Businessman offers splashy inauguration package — for free
Posted: 12:15 PM ET
Several hundred Americans will get a birds-eye view of the inauguration, for free.
(CNN) — As Washington gears up for January's presidential inauguration, tickets to the evening's festivities are going for hundreds of dollars, and the city's remaining hotel rooms are edging into four-figure territory. Even basements and couches miles from the National Mall are going for a premium on Craigslist.
But one of the splashiest inauguration packages out there - including high-end hotel rooms and luxury suites, food and drink, a (heated) viewing spot right above the parade route, even gowns and tuxedos to wear to celebratory balls, and a beautician to help you get ready for it - is going for the most eye-popping price of all: absolutely nothing.
Virginia businessman Earl Stafford has spent $1 million to give hundreds of poverty-stricken and terminally ill Americans, along with wounded men and women in uniform, an inauguration experience that would ordinarily run each of them thousands of dollars or more.
The 60-year-old black businessman and son of a Baptist minister - who said his effort was rooted in his faith and good fortune — told the Washington Post he is ready to spend another $600,000 on meals and private balls in the Marriott hotel two blocks from the White House where he rented a bloc of inauguration week rooms just hours after the election.
He also said he's hoping to raise roughly the same amount from sponsors. For now, the money is coming from his family's non-profit foundation, the Stafford Foundation.
"We wanted to… bless those who otherwise wouldn't have an opportunity to be a part of the great celebration, the inauguration and the festivities," he told the paper. "Our objective is to bring in a cross-section of society — those who are distressed, those who are terminally ill, those who are socially and economically disadvantaged, those veterans who are wounded and served our country.

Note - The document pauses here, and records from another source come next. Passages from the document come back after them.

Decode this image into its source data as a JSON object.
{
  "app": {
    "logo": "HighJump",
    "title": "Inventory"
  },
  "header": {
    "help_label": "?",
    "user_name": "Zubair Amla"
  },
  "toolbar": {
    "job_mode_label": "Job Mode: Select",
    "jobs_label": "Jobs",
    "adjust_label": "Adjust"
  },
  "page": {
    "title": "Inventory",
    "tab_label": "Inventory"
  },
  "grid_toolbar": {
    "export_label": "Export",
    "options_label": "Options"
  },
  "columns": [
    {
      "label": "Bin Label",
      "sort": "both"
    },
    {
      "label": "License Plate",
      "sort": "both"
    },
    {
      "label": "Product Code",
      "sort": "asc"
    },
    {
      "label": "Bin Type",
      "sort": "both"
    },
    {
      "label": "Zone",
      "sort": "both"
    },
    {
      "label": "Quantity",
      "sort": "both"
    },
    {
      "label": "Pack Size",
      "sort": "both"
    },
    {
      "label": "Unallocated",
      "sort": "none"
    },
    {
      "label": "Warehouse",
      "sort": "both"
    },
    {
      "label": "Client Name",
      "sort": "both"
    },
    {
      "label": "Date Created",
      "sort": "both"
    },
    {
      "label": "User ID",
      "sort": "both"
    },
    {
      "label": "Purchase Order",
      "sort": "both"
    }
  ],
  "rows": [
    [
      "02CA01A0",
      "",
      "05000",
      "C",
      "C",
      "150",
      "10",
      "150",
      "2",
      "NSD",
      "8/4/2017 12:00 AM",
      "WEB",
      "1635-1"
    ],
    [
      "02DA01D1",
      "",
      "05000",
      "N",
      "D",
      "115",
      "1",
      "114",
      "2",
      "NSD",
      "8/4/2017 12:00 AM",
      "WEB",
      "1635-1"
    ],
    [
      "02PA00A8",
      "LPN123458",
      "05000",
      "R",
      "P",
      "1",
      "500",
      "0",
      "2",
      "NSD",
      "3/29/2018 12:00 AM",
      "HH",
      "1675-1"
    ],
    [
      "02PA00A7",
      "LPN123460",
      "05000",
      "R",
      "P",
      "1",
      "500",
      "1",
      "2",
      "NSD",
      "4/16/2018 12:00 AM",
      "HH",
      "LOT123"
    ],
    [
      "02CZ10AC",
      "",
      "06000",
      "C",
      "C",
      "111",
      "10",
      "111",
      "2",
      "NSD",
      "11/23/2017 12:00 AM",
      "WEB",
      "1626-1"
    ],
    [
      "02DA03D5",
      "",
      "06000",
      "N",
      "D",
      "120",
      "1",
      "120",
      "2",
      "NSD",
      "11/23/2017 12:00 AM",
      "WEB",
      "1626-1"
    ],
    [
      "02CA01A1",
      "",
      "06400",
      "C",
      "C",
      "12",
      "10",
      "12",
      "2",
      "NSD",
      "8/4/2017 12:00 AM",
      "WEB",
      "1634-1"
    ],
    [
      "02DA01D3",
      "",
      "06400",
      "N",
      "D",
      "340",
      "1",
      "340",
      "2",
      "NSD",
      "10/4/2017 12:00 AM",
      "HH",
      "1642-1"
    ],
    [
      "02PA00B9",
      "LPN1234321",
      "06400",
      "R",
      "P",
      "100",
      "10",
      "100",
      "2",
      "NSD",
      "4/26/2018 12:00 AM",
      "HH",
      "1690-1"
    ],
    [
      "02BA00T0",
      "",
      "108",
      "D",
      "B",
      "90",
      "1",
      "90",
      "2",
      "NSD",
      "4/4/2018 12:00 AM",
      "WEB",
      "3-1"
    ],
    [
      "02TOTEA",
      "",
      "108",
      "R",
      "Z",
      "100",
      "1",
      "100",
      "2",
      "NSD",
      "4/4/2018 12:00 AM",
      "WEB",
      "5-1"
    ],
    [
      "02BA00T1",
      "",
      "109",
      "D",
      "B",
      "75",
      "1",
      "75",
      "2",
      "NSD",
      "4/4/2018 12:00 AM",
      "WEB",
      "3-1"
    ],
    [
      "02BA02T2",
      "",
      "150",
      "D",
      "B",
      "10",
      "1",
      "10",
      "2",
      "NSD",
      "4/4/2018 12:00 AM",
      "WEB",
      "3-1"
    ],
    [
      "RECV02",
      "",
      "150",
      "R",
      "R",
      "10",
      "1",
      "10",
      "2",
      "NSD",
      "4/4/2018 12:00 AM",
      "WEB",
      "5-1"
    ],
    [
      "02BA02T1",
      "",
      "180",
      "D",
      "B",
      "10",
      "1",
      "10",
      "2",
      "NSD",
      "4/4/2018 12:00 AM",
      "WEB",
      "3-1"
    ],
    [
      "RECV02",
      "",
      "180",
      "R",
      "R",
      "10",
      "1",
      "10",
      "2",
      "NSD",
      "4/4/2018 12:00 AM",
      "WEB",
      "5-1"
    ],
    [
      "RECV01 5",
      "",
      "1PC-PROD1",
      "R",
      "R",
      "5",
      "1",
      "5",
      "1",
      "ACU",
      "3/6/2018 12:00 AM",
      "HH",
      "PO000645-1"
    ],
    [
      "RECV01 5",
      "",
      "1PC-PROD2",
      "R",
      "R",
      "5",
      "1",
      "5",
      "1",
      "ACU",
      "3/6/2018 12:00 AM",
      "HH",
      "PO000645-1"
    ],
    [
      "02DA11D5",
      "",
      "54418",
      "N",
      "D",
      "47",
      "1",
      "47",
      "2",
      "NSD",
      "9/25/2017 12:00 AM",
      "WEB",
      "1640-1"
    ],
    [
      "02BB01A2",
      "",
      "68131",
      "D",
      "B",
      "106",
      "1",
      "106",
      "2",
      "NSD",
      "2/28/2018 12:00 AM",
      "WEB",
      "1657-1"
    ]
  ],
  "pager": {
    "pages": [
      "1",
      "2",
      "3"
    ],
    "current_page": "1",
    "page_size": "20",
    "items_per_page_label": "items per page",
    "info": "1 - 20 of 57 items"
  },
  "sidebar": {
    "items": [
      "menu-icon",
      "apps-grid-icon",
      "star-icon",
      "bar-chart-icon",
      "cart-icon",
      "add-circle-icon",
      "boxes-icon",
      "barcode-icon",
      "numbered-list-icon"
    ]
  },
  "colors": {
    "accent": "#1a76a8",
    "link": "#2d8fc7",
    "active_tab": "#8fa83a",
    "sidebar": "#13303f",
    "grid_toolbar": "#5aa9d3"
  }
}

"…We've gotten away from those core values that made America great," he said. "We just need to get back to caring about one another."
Stafford, who contributed to and voted for Barack Obama but said he does not agree with all of the president-elect's positions - has been planning the effort since the primary season.
But he said he decided the inauguration would be "a transition in history, if you will… and everyone should be included."